Other than hardware, I think the IK programming is the most difficult for people to understand. These crazy calculation just driving me nuts, it's fun thou. I hope someday someone could come up with GUI program to do such IK things.


At some point, we were envisaging to make a complete open source hexapod kit. But it's really hard to make the whole thing affordable and we are not really good at mechanical design, so we focused on electronics and software, which give us already quite a lot of job. I still believe that would be an awesome idea. I'm currious about how you used the maestro, is it driven by a PC?

The maestro is currently running on its own ( the usb cable dangling off my robot its just there to upload new scripts ). The plan is to have an arduino run the IK and send servo positions to the maestro, Im trying to share the load between processing tasks. and for simple situations like "RUN LIKE HELL ROBOT!" there will be routines set aside ont he maestro that can be called up and ran quickly.


The kit im working on has a base price of around $150 - $200 With out the servos. but im making it so almost any servo will fit,  every one has different frame horn setups and not everybody wants to use expensive hitec metal gear servos, Some people may want to shop for some chinese ones on ebay. or just have some sitting around

Ok I'll be interested to know if you manage to run the IK on an arduino, I wonder if it has the processing power to do it in real time.
What servo size are you basing your kit on? Will it be like a phoenix hexapod or more like a micro bug?

Thanks for making this open source.  This bug looks really great and I love the movements you've put together.  I've recently replaced the plastic gears in my Hitech HS-81 servos with metal ones, using a replacement kit Hitech sells, and I've been very happy with no new breakage (so far).

I'd been looking at the Pololu Maestro for some things I want to build, but haven't gotten into it yet.  I'm curious, what were the shortcomings you found with that controller?

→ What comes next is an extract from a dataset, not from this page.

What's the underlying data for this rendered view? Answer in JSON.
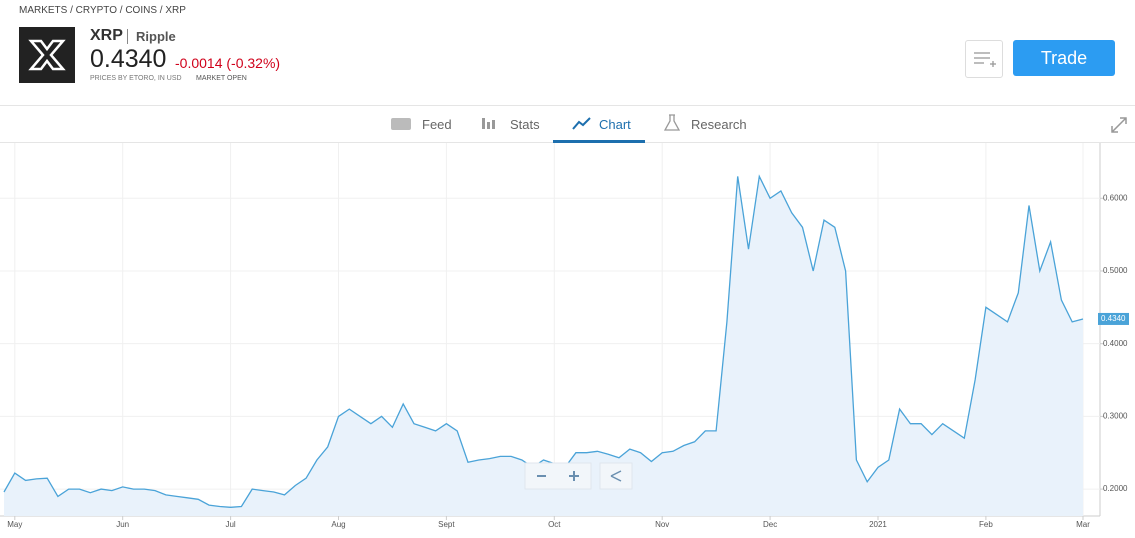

Yes I was considering switching to metal gear servos, but they cost about 10 time the price of the ones I used!

About Pololu maestro, I don't have one myself so I might not be the best one to talk about them. From what we've seen from their website, there are a few reasons why we didn't use it:

  • It's designed around a small 16 bits PIC microcontroller (i'm guessing from the picture, because I couldn't find it anywhere on their site), with 8KB of eeprom available for the user. OpenSCB is designed around a 32 bits AVR microcontroller with 256KB of flash in total (program+user).
  • I believe the main difference is that because their firmware and configuration GUI is closed source, I'm limited to what Pololu offer me, I can't extend it, I can't improve it.
  • We wanted to have RC/PPM input from a RC transmitter, I don't think the maestro can do that.
  • So even if I make the considerable effort of rewriting a custom firmware for the Pololu, I don't think I would be able to implement real time inverse kinematric and rotation matrix as we did for this robot. We would need another board to control the maestro.
  • The next release of OpenSCB, will probably have even more IO, and the possibility to easily plug a bluetooth module, Lego NXT sensors, and AX-12 servos. That's another cool thing about an open source project, people are more easily giving their feedback and we can improve our board.

So for a lot of applications maestro might be a very good board, but when you need more complex control, I believe you need a better board. It really depends what you are trying to do.